Indian cities are now more at the centre of debates on urban utopias than ever before. Whether for their entrepreneurial spirit, modernist planning, contested heritage claims, or ‘smart’ visions, the Indian city has time and again narrated the story of India’s postcolonial coming of age. The future of the Indian city is shaped by its own history – where utopian visions of urban planning are continually reassembled by grassroots articulations of urban citizenship. Each of these grassroots imaginations of citizenship can be seen as a vision for a new alternative utopia. This international network brings together scholars, policy makers, planners and civil society members from India and the UK to explore alternative histories of the utopian city in India.

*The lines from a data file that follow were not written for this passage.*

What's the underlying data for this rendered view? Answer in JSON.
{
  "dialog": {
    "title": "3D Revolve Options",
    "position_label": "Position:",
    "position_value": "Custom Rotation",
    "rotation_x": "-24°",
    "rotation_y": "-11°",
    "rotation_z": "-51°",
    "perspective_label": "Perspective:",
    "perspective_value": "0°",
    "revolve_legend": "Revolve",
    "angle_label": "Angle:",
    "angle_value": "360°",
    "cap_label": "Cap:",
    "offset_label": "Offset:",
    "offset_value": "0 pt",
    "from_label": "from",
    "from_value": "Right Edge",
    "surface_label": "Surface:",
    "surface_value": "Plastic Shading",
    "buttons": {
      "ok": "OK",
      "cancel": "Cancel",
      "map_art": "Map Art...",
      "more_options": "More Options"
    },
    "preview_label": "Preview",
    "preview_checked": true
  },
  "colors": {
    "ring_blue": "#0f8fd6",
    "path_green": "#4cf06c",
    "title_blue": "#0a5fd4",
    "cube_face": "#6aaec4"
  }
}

Alternative utopias of the future
Taking four contrasting cities – Varanasi, Chandigarh, Navi Mumbai and Nashik – this project explores how alternative utopias to top-down planning visions are envisioned at the grassroots. Grassroots imaginations of urban futures are often silenced as illegal, illegitimate, dissenting and anti-developmental. Yet at the same time, they can radically transform the rationalist planning visions that are often out of sync with everyday life at street level. Grassroots visions of urban futures are not necessarily against the city – they have different visions of urban utopias based on citizenship rights, justice and democracy. These visions are shaped by their historic, social and political engagement with city spaces and urban environments. We call these ‘alternative utopias’. We argue that these alternative utopias are key to the planning of future cities in India, at a time when it stands poised towards a radical shift to smart urbanism.
The project will develop and exchange knowledge on India’s alternative utopias through a series of inter-connected city workshops between scholars, policy makers, planners and grassroots organisations. The workshops will use a range of dynamic methods including oral histories, photographs, sketches, music, dance, and mental maps to elucidate a range of parallel histories and futures.
The project will mark its end and discuss future research through an end of project conference in Leeds.The conference will also showcase a photo exhibition on utopian cities in India. These will be free and open to the public.